The NSA and CISA issued new guidelines released yesterday on VPNs. The guidance provides direction for selecting VPN solutions that follow the industry standards and the best practices for using strong authentication credentials.
As general rules for hardening the VPN, CISA and the NSA recommend reducing a server’s attack surface by:
Configuring strong cryptography and authentication
Running on strictly necessary features
Protecting and monitoring access to and from the VPN
Archie Agarwal, Founder and CEO at ThreatModeler, a Jersey City, New Jersey-based automated threat modeling provider weighed in on this latest government announcement:
A quick Shodan search reveals over a million VPNs on the Internet in the US alone. These are the doorways to private sensitive internal networks and are sitting there exposed to the world for any miscreant to try to break through.
These represent the old perimeter security paradigm and have failed to protect the inner castle over and again. If credentials are leaked or stolen, or new vulnerabilities discovered, the game is lost and the castle falls.
The new zero trust approach being advocated by the US government and NIST takes this public doorway offline and throws an invisible cloak over the entire network. Innovative startups like Enclave and Tailscale are pioneering this work and the days of VPNs on the Internet are thankfully numbered.
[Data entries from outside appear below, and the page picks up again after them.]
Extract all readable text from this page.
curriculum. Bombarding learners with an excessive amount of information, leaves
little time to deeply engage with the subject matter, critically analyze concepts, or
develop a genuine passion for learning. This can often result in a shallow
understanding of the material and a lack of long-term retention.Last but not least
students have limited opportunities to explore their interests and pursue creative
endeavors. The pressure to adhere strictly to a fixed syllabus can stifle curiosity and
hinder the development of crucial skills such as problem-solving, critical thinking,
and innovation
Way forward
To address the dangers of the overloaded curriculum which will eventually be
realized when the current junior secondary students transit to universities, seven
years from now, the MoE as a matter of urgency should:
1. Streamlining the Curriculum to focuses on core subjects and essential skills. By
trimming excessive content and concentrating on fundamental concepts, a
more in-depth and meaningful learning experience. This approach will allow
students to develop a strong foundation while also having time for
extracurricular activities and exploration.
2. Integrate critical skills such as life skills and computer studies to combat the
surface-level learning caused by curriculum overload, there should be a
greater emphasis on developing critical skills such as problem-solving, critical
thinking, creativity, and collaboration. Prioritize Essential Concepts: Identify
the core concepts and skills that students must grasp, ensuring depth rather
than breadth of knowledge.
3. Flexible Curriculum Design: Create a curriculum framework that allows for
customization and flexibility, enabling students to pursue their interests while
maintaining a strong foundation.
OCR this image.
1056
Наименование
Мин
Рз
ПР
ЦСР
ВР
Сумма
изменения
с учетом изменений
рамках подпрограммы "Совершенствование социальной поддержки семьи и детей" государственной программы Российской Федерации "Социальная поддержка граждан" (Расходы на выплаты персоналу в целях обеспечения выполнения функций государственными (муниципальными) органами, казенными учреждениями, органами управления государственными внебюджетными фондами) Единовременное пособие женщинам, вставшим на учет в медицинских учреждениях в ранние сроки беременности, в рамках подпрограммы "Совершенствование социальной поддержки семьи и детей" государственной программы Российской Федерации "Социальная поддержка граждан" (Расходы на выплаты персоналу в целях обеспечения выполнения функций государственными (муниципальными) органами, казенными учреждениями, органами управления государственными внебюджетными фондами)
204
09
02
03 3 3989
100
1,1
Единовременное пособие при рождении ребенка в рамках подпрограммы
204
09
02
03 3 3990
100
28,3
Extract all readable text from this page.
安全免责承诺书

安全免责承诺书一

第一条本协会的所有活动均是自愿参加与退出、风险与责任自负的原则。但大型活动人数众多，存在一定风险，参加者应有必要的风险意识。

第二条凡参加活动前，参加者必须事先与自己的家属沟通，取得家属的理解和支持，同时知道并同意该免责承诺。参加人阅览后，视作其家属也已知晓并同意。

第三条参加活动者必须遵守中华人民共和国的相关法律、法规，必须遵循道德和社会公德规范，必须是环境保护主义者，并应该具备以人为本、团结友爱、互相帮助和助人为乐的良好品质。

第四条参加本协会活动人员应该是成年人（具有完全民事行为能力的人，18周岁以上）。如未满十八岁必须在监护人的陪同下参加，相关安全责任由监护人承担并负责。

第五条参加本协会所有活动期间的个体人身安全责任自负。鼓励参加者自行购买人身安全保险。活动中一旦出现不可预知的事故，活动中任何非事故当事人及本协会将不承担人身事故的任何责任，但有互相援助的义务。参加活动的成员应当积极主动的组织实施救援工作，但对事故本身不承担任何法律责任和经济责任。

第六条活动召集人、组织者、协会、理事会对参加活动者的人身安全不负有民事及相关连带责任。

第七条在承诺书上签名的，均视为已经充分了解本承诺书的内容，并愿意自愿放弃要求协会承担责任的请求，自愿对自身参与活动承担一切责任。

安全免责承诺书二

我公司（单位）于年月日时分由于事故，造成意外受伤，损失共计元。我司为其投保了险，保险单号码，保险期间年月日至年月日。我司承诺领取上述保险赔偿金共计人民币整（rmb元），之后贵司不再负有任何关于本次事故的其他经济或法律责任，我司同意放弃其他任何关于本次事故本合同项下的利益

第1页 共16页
Heather Paunet, Senior Vice President at Untangle, a San Jose, Calif.-based provider of comprehensive network security for SMBs weighed in as well:
The Cybersecurity Information Sheet on VPNs provides guidelines to help IT professionals choose and deploy a secure VPN for their business. A cyberattack on a VPN has the potential to be very costly, either in terms of ransom or data accessed, as with the Pulse Secure VPN exploit in April that compromised government agencies and companies in the U.S. and Europe.
The document provides sound guidelines including researching and scrutinizing the vendor and technology to ensure you are getting a standard, reputable product. Guidance on deployment is also provided to harden a VPN against compromise.
These guidelines from the NSA come shortly after the White House issued an executive order, in May 2021, mandating the Federal Government to move towards a Zero Trust architecture. Whilst the concept of Zero Trust is clear, this has been a term that has been interpreted differently by both those trying to implement it and vendors moving fast to be able to state that they provide it. Zero Trust can incorporate VPN technologies, and NSA’s guidelines on selecting and hardening VPN standards clearly show that it’s important to look carefully at selecting which VPN technology to use. Vendors that don’t fully research VPN technologies can end up with a solution that is less likely to stand up to an attack.
While there has been a rise in vulnerabilities of VPNs due to more VPN usage over the last year and a half, newer VPN technologies with newer types of cryptography are evolving to ensure the protection of information transmitted across the internet. WireGuard VPN, for example, uses state-of-the-art cryptography and is becoming more popular.
What is missing from the guidelines are taking the human element into consideration. Along with following the strict guidelines, IT professionals are also challenged with getting employees to effectively use the technology. If the VPN is too difficult to use, or slows down systems, the employee is likely to turn it off. VPN technologies have come a long way over the last two to three years, with newer technologies, such as WireGuard VPN, providing fast connections that are easy to set up by administrators and simple to use by employees.
The challenge for IT professionals is to find a VPN solution that fits the guidelines, but is also fast and reliable so that employees turn it on once and forget about it.